Scapegoating: Keir Starmer miscalculated Morgan McSweeney resignation


00:30 Mon, 09 Feb 2026

People won't be fooled by the resignation of Morgan McSweeney today. McSweeney may well have generously and courageously offered the resignation to save his boss in the short term. Starmer had the choice and could have chosen to fall on his own sword instead.

McSweeney is Irish and the Irish have been used as scapegoats before. People are alert to that phenomena.

More significantly, the Epstein saga is far from over. Bigger heads may yet have to roll anyway. In that case, McSweeney's resignation may have been a wasteful loss of a talented employee. McSweeney may have had a useful role helping the party recover but now his name is tainted by this affair. It may have been better for somebody more senior, perhaps Starmer himself, to accept the blame immediately.

Other employees of the British Labour Party may well be demoralised by the situation, especially if subsequent inquiries reveal that more senior elected officials had known just as much or more about this affair.
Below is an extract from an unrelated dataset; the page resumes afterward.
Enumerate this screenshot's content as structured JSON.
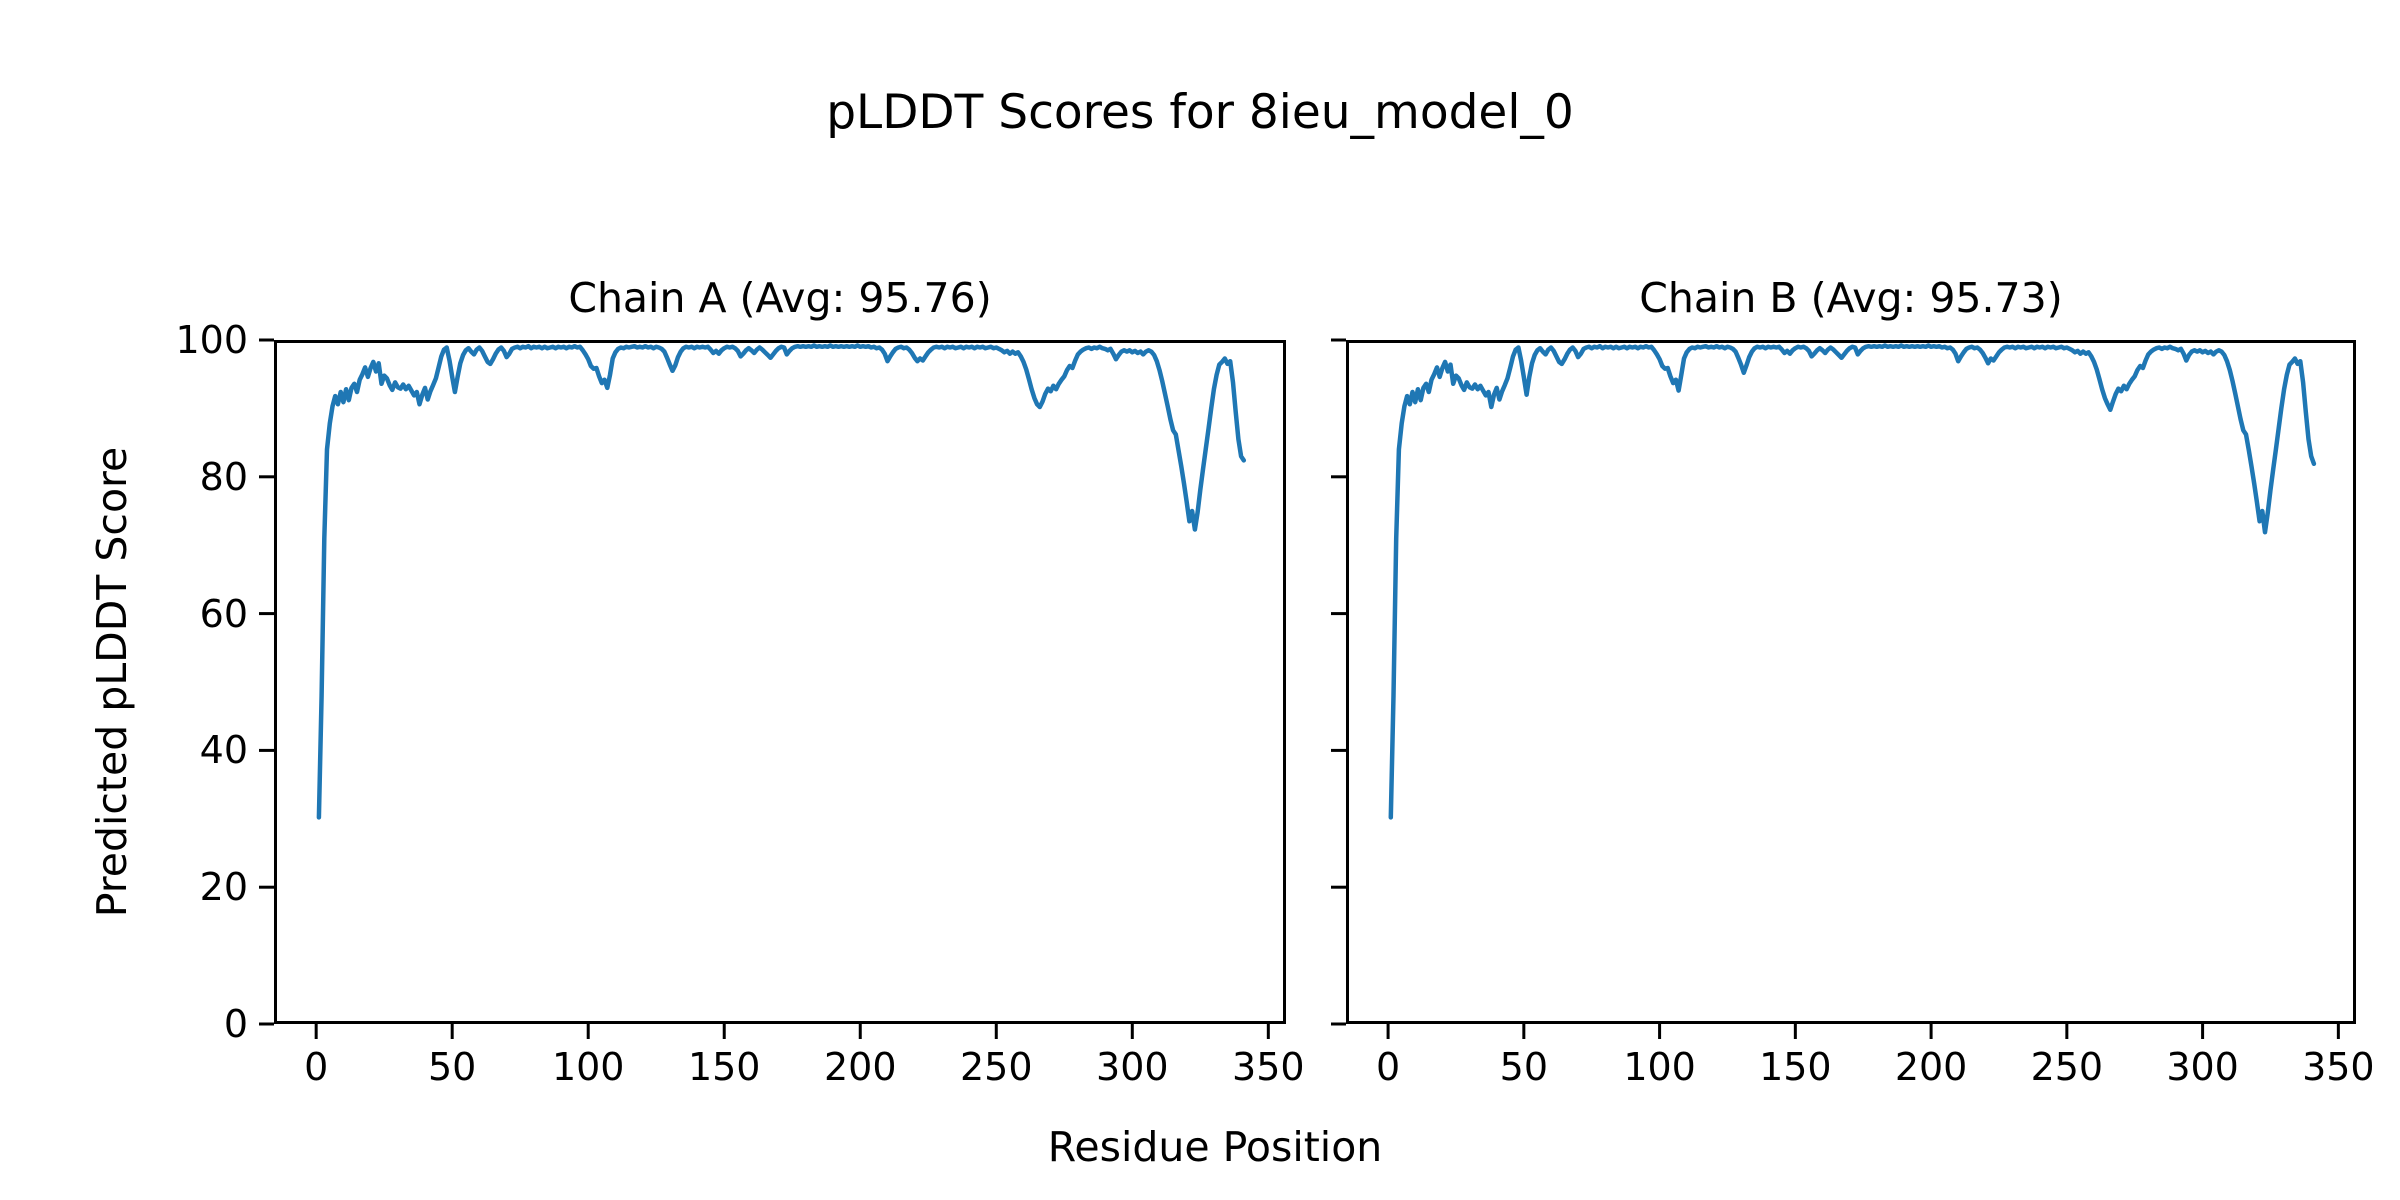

Its worth remembering Keir Starmer's former role as director of the Crown Prosecution Service (CPS), equivalent to the District Attorney in the United States. When Starmer had that role, for better or worse, he introduced the policy that police have to believe every person who presents themselves as a victim of abuse. He expected every report would be investigated, checked and checked again.

Despite introducing this rigorous policy in the CPS, his own administration has failed to be equally thorough in vetting one of their most senior and high profile employees, the ambassador to the United States.